ORC-CHP (combined heat and power based on organic Rankine cycle) systems have been widely adopted to recover low-grade heat. Economy, one of the advantages of ORC-CHP system, is optimized and compared in this paper. Three ORC-CHP systems are simulated and compared, including SS (serial system), the CS (the condensation system) and SS/CS (serial/condensation system). Energy-exergy-economic (3E) models for these cycles are developed, by using the genetic algorithm, the system performances are optimized with respect to the maximum profit ratio of investment (PRI). The result shows that the SS/CS has the highest PRI value under the considered working conditions. According to the results of economic analysis, the cost of the heat exchangers occupies the largest share in the three systems, all above 70%. When operated under optimal working conditions, most of the energy in the heat source is used to heat return water, leading to all three systems showing low electrical efficiency (less than 0.7%) and high thermal efficiency (more than 92%). Exergy analysis shows that most of the exergy destruction to the SS and the SS/CS occurs in hot water heaters, while for CS, it mainly occurs in the evaporator (67.48%) and then the condenser (31.35%).

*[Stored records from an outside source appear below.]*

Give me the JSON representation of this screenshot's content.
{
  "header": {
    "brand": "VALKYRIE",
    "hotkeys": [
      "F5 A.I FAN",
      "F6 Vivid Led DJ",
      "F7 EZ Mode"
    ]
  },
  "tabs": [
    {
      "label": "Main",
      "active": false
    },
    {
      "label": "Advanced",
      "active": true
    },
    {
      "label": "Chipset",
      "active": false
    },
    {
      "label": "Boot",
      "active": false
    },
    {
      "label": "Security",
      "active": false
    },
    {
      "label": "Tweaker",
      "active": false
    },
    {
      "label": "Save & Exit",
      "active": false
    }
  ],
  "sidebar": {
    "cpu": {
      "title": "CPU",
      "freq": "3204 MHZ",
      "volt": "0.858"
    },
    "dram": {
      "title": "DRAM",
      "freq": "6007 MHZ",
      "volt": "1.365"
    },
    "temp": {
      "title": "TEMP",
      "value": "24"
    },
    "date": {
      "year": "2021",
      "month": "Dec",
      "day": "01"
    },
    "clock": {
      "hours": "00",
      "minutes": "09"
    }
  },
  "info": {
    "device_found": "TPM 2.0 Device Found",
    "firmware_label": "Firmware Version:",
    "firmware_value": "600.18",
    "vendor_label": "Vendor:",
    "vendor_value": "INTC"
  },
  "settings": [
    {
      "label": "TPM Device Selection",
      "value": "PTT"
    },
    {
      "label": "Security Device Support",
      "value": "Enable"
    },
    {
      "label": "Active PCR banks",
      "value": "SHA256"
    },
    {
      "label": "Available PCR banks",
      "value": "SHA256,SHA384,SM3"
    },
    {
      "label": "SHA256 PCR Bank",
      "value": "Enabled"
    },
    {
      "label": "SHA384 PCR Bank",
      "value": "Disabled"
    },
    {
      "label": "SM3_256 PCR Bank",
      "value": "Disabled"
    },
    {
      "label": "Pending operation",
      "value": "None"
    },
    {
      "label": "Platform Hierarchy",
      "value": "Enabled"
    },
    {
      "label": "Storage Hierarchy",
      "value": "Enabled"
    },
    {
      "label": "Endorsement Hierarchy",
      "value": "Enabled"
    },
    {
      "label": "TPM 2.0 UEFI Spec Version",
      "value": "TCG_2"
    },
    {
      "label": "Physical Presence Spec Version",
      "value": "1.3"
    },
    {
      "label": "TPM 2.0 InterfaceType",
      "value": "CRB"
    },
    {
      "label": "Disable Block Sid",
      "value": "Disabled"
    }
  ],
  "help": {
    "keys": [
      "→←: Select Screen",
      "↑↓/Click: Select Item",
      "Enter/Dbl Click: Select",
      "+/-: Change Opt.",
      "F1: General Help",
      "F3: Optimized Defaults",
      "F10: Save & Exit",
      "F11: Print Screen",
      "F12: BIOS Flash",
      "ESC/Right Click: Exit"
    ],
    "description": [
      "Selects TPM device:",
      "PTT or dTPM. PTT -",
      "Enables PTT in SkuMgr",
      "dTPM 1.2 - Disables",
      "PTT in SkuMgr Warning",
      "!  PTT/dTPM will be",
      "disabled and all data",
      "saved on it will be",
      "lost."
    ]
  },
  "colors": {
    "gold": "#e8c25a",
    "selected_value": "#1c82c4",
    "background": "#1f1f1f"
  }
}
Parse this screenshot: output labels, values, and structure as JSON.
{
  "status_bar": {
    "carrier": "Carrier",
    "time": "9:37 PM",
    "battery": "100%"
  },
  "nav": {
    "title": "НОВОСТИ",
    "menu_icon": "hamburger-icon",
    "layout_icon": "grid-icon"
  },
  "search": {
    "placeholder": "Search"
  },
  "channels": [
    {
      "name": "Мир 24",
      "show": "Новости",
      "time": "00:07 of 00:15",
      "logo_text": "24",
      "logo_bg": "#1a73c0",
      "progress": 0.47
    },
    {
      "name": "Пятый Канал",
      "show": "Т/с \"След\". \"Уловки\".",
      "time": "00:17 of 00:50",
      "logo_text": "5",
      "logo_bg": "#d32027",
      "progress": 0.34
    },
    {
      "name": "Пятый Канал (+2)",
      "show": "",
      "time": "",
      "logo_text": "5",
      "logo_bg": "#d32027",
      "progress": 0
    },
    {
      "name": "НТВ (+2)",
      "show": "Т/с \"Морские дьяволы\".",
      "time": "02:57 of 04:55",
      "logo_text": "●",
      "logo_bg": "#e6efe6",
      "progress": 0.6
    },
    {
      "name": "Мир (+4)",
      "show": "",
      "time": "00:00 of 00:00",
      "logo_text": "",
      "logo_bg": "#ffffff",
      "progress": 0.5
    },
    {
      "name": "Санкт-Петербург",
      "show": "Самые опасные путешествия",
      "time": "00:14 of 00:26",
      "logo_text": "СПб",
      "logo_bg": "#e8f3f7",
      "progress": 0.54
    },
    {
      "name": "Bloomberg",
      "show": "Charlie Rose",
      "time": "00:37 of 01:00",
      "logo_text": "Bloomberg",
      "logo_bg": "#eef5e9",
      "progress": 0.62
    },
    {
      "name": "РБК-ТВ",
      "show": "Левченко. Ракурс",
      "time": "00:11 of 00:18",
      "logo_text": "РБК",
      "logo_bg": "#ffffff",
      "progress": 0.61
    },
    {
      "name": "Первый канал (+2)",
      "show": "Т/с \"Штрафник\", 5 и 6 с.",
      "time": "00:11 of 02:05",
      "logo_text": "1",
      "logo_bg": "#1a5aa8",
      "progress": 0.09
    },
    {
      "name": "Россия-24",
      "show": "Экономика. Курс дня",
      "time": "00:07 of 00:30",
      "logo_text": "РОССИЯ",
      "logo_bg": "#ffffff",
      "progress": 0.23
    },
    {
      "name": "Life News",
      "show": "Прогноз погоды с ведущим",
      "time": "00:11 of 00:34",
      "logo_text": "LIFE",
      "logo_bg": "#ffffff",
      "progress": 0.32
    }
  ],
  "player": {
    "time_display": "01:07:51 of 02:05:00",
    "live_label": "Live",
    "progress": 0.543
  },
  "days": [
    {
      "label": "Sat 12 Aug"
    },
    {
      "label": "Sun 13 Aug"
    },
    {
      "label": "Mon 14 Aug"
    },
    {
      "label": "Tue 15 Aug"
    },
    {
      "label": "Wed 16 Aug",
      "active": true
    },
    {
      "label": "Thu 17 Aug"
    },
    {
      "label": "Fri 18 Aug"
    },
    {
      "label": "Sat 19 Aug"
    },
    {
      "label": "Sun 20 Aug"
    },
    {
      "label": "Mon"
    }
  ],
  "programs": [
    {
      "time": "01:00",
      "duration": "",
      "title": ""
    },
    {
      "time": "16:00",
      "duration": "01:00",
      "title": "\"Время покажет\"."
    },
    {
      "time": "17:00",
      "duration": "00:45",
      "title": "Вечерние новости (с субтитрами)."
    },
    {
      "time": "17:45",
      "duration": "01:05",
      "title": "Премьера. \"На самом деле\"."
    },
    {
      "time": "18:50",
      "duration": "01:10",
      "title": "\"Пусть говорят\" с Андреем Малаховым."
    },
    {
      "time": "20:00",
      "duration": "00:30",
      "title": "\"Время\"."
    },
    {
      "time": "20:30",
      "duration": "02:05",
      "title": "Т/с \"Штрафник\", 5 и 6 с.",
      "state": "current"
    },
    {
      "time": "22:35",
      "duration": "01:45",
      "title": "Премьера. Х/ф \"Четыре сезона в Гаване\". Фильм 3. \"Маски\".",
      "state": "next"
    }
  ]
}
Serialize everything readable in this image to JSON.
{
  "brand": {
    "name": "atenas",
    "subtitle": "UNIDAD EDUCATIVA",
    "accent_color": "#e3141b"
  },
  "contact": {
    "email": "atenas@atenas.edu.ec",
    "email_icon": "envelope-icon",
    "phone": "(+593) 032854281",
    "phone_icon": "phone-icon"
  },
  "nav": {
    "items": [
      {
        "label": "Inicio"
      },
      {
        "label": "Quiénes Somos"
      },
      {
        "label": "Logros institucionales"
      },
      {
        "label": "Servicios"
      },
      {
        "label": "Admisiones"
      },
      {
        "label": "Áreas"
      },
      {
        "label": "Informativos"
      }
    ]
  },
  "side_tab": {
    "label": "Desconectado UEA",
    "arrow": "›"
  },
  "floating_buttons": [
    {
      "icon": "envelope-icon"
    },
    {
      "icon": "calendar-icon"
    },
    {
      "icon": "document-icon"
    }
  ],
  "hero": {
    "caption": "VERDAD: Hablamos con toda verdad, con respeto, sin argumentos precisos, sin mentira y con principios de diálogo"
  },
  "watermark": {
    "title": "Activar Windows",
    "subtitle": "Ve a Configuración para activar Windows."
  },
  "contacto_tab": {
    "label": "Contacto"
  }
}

ORC-CHP（基于有机朗肯循环的热电联产）系统已被广泛用于回收低品位热量。经济性是ORC-CHP系统的优势之一，本文对其进行了优化和比较。模拟和比较了三种 ORC-CHP 系统，包括 SS（串联系统）、CS（冷凝系统）和 SS/CS（串联/冷凝系统）。开发了这些循环的能量-火用-经济（3E）模型，通过使用遗传算法，系统性能相对于投资的最大利润率（PRI）进行了优化。结果表明，SS/CS 在考虑的工作条件下具有最高的 PRI 值。根据经济分析结果，换热器成本在三个系统中所占份额最大，均在70%以上。在最佳工作条件下运行时，热源中的大部分能量用于加热回水，导致所有三个系统都表现出低电效率（小于0.7%）和高热效率（大于92%）。火用分析表明，对SS和SS/CS的火用破坏大部分发生在热水器中，而对于CS，主要发生在蒸发器（67.48%）和冷凝器（31.35%）。